Packnett questions whether the hospital did enough to diagnose and treat the virus early on.

"They say she died of H1N1, but prior to that, like three days after they had admitted her to the hospital, they checked her for H1N1 and said it was negative," he said.

Karen Anderson is the infection control manager at California Pacific Medical Center in San Francisco. She says the virus usually takes one to seven days before the symptoms show. It's likely Nicole Packnett had the swine flu long before anyone knew it.

"The pregnant woman may have been incubating at the time that she gave birth," said Anderson.

Nicole Packnett is not alone. Jaime Norman was Marin County's first swine flu death. She contracted the virus while pregnant and died a week after she delivered her only child, Jack. She held him just once.

The CDC announced Wednesday that 15 pregnant women died of the virus between April and June.

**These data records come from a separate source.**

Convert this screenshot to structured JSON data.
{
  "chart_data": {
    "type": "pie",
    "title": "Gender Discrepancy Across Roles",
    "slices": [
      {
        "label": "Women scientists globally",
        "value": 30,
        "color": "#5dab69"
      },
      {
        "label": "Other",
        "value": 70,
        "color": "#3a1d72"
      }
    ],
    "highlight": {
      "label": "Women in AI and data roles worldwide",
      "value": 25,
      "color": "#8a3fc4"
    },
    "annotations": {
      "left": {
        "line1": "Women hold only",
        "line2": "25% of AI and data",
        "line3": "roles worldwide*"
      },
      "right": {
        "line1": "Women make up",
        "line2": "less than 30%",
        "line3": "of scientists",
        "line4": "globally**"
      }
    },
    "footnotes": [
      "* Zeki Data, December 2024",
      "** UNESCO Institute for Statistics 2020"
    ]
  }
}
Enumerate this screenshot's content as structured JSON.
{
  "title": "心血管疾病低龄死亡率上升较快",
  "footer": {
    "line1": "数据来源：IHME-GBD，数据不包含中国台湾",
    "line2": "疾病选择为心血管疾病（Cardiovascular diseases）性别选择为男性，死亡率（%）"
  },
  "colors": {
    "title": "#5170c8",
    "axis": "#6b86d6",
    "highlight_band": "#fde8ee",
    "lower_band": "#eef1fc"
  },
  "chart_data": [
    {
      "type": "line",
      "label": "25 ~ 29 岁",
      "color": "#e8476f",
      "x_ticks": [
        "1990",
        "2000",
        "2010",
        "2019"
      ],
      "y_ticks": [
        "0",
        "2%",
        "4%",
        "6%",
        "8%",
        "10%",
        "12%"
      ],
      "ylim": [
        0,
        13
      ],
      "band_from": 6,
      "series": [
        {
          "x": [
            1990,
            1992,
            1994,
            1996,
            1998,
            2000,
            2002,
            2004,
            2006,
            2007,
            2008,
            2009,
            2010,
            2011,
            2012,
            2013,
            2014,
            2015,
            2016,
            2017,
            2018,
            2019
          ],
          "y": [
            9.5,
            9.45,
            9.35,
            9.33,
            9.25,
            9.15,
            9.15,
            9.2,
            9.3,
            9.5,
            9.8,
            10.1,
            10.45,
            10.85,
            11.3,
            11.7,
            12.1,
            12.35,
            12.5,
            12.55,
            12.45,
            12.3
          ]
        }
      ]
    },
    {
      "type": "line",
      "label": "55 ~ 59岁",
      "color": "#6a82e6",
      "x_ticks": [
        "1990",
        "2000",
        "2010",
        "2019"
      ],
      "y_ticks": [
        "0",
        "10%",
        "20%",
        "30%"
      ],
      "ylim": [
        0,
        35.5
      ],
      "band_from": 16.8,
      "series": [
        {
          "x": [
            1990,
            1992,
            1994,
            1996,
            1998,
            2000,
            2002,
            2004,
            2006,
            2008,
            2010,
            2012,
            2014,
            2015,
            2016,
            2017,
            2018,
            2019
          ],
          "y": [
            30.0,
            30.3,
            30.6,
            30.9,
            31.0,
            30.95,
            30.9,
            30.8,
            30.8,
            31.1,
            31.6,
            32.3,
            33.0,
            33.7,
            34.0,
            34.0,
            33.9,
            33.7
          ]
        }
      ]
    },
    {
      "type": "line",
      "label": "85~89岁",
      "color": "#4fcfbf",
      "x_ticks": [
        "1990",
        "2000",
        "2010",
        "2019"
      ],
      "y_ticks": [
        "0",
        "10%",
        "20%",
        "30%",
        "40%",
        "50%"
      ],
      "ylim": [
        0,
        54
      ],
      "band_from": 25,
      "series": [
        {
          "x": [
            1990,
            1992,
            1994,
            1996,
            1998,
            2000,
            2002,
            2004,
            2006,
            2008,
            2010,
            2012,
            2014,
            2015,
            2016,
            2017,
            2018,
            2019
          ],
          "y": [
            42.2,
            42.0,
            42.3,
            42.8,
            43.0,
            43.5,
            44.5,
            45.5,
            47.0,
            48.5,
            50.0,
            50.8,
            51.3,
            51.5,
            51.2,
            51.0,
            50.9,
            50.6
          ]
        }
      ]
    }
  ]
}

The agency now says expectant mothers are particularly susceptible to catching the illness because of their compromised immune systems, and pregnant women will be the first to receive the swine flu vaccine.

It is too late for Packnett who is now left to raise their little girl, Khloe, who will never know her mother.

"They told her just give her a couple of weeks, she's young, she's only 33 years old, she'd be fine," he said.

A spokeswoman for the hospital told ABC7 that she cannot comment on specific cases because of patient privacy reasons. However, she did realease the following statement, saying, "We are confident we have taken and will continue to take all of the precautions in order to protect our patients' staff and the community at large."